PEMUNGUTAN SUARA ULANG (PSU): DEMOKRASI YANG TERNODA

waktu baca 5 menit
Rabu, 4 Jun 2025 13:37 88 kabiro kabupaten sarmi
Oleh: Victor Ruwayari
Pemerhati Demokrasi Lintas Papua


Putusan MK bersifat final dan mengikat. Maka, Komisi Pemilihan Umum (KPU) tak punya pilihan selain melaksanakan ulang pemungutan suara. Namun, publik harus diajak memahami bahwa PSU bukan sekadar perintah hukum ini adalah sinyal keras bahwa demokrasi kita tak baik-baik saja. Total ada 24 daerah yang terkena putusan PSU. Artinya, ada pola kerusakan yang sistemik, bukan insidental PSU bukan terjadi karena alam yang tak bersahabat atau bencana luar biasa. PSU terjadi karena kesalahan manusia—penyelenggara yang abai, pengawas yang lalai, dan peserta pemilu yang curang.

Dalam sistem hukum kita, PSU memang sah dan dijamin sebagai bentuk koreksi.
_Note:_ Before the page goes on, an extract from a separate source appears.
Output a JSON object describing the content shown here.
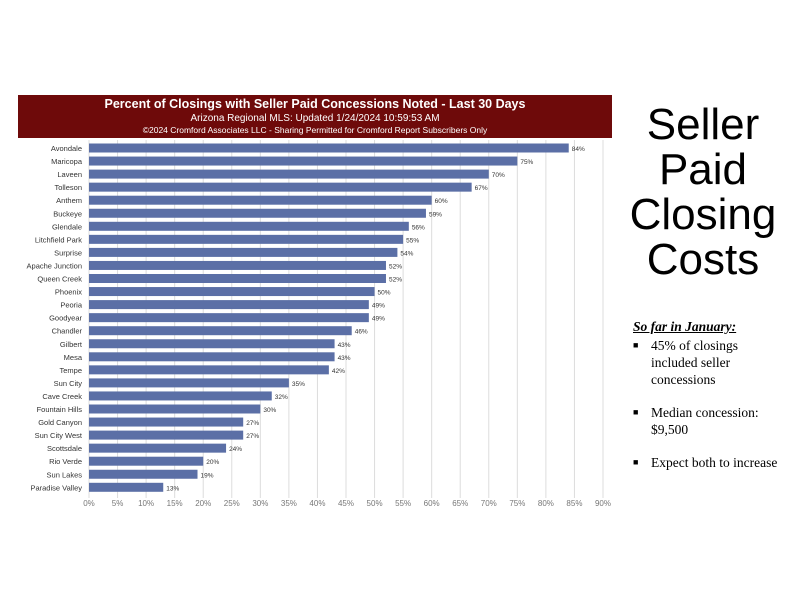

Namun, koreksi tak boleh menjadi kebiasaan. Apalagi bila koreksi itu dibebankan kembali kepada korban dari proses yang korup. Dalam konteks ini, PSU bukan hanya problem teknis elektoral. Ia adalah gejala kegagalan struktural dalam penyelenggaraan pemilu. Jika PSU hanya dianggap sekadar pengulangan teknis, maka kita akan menormalisasi kekacauan. Lama-lama, publik akan berpikir: mencoblos ulang adalah hal lumrah. Padahal, setiap PSU adalah peristiwa luar biasa, yang menandai rusaknya fondasi utama demokrasi—yaitu kepercayaan. Yang lebih menyedihkan adalah soal anggaran. Paling menyayat, semua itu dibiayai dari Anggaran Pendapatan dan Belanja Daerah (APBD). Uang rakyat kembali dikuras untuk memperbaiki sistem yang gagal menjaga integritas pemilu. Bayangkan, dalam situasi fiskal yang ketat, ketika daerah memangkas anggaran kesehatan, pendidikan, dan infrastruktur, dana ratusan miliar rupiah justru dipakai untuk mengulang pemilu. Bukan untuk memajukan demokrasi, tetapi untuk menambal hasil demokrasi yang rusak karena kelalaian. Partisipasi dan kepercayaan publik terluka.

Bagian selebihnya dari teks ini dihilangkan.